Vers une régulation de TikTok ?
Jusqu’au 31 mai, une consultation citoyenne invite les utilisateurs français de TikTok à partager leur expérience et point de vue sur la plateforme. Le réseau social chinois, régulièrement pointé du doigt pour son impact sur la santé mentale des jeunes, est dans le viseur d’une commission d’enquête parlementaire.
Tik Tok compte près de 160 millions d'utilisateurs en EuropeParmi les logos d’Instagram, de Snapchat ou de Facebook, celui de TikTok occupe une place à part sur le smartphone des jeunes.
En France, 7 utilisateurs sur 10 ont moins de 24 ans d’après l’ARCOM, l’Autorité de régulation de la communication audiovisuelle et numérique. Le réseau social de l’entreprise chinoise ByteDance peut même se targuer de compter 1,5 milliard d'utilisateurs actifs dans le monde (25 millions dans l’Hexagone) depuis son lancement en 2016.
Mais tout n’est pas rose. Outre un manque de vérification des fausses informations, des systèmes de “matchs” (live avec un ou plusieurs utilisateurs) où des cadeaux virtuels sont envoyés avec de l’argent réel dont une partie revient à la plateforme, c’est bien son impact sur la santé mentale qui alerte. Une situation à laquelle est particulièrement exposée la jeunesse.

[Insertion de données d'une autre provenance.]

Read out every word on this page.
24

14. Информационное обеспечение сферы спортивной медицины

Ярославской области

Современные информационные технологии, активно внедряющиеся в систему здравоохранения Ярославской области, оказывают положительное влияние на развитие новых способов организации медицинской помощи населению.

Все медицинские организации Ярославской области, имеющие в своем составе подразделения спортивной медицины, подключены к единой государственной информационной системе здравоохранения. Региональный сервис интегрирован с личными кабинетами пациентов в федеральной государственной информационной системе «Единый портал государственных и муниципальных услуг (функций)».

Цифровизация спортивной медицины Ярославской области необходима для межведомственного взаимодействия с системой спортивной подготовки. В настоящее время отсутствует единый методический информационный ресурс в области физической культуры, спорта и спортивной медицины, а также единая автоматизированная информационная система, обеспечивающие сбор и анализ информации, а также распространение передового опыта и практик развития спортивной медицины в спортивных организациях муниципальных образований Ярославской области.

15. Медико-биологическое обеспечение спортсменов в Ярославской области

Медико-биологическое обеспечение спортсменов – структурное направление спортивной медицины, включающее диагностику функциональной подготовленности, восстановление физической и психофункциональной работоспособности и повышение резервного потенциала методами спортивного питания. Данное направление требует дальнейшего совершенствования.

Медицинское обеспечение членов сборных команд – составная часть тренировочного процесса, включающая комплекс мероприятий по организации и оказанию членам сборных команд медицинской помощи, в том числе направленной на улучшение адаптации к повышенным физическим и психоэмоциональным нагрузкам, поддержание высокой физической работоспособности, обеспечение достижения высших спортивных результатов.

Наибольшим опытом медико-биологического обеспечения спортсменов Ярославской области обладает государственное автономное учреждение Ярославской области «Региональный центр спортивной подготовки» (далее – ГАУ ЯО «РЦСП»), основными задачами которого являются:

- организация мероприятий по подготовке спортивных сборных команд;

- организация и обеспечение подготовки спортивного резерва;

TikTok : Un algorithme immodéré
À tel point que depuis le mois de mars, une commission d’enquête parlementaire en a fait son objet d’étude à l’Assemblée nationale. Une trentaine de députés sont réunis autour de cette démarche transpartisane, pour mettre en lumière les effets psychologiques de TikTok sur les mineurs.
« Nous voulons déterminer les façons de réguler l’application vis-à-vis de ces problématiques » expose Arthur Delaporte, député Parti socialiste du Calvados et président de la commission.
Se succèdent ainsi pendant six mois de nombreuses auditions à l’Assemblée nationale. La commission convie psychologues, auteurs de rapports, influenceurs, ainsi que les responsables de TikTok France.
Les mesures proposées, après cet état des lieux, pourraient être graduées, comme « faire en sorte que des mineurs de moins de 13 ans ne puissent par exemple pas aller sur l'application [NDLR : un enfant sur deux âgé de 11-12 ans possède un compte Tik Tok en France selon l’Arcom, l’âge minimal pour s’inscrire est de 13 ans], ou que des mineurs de moins de 18 ans ne puissent pas avoir accès à du contenu érotique », avance-t-il.
Une situation qui a déjà viré au drame. Onze familles dans l’Hexagone, dont certains adolescents ont mis fin à leurs jours, ont saisi la justice. Elles reprochent à l’application son manque de modération vis-à-vis de vidéos promouvant le suicide, l'automutilation ou encore les troubles alimentaires.
À Caen, des jeunes témoignent d’un temps conséquent passé sur la plateforme, synonyme parfois d’isolement.
Entre deux à cinq heures par jour
Tout juste majeur, Corentin est déjà tombé sur du contenu qu’il qualifie de « borderline ». Ici il trouve une femme exposant sa nudité, là il découvre une vidéo révisionniste faisant l’éloge du régime de Vichy.
Comme lui, Célia, 17 ans, dénonce un contenu problématique, « des vidéos dérangeantes qui ne sont pas bannies », où le racisme et l’incitation à la haine peuvent parfois être légion.
Cela ne l’empêche pas de passer beaucoup de temps sur l’application, qu’elle utilise avec ses amis pour partager des vidéos. Et la notification du temps d’écran quotidien qui s’affiche sur son téléphone, fonctionnalité instaurée par ByteDance, n’y change rien, aussitôt apparue, aussitôt fermée.
Après quatre ans d’utilisation, Paul songe à désinstaller l’application sur laquelle il passe jusqu’à cinq heures par jour. « J’y vais plus par habitude qu’autre chose ».
Outre les qualités de divertissement qu’ils assignent à la plateforme, tous concèdent son caractère addictif, où les vidéos, pour la plupart courtes, s’enchaînent au rythme du scroll (défilement du contenu) avec son doigt.
Paul en a d’ailleurs bien conscience. « La dopamine…», souffle-t-il, du nom de la molécule sécrétée par le cerveau, qui renvoie du désir, du plaisir et pouvant conduire à de l’addiction.
Chacun de ces jeunes, comme tous les autres utilisateurs de Tik Tok, est invité à donner son avis à travers la consultation citoyenne. La commission d’enquête parlementaire doit rendre ses conclusions le 12 septembre, avec sa rapporteuse, la députée Laure Miller du groupe Ensemble pour la République.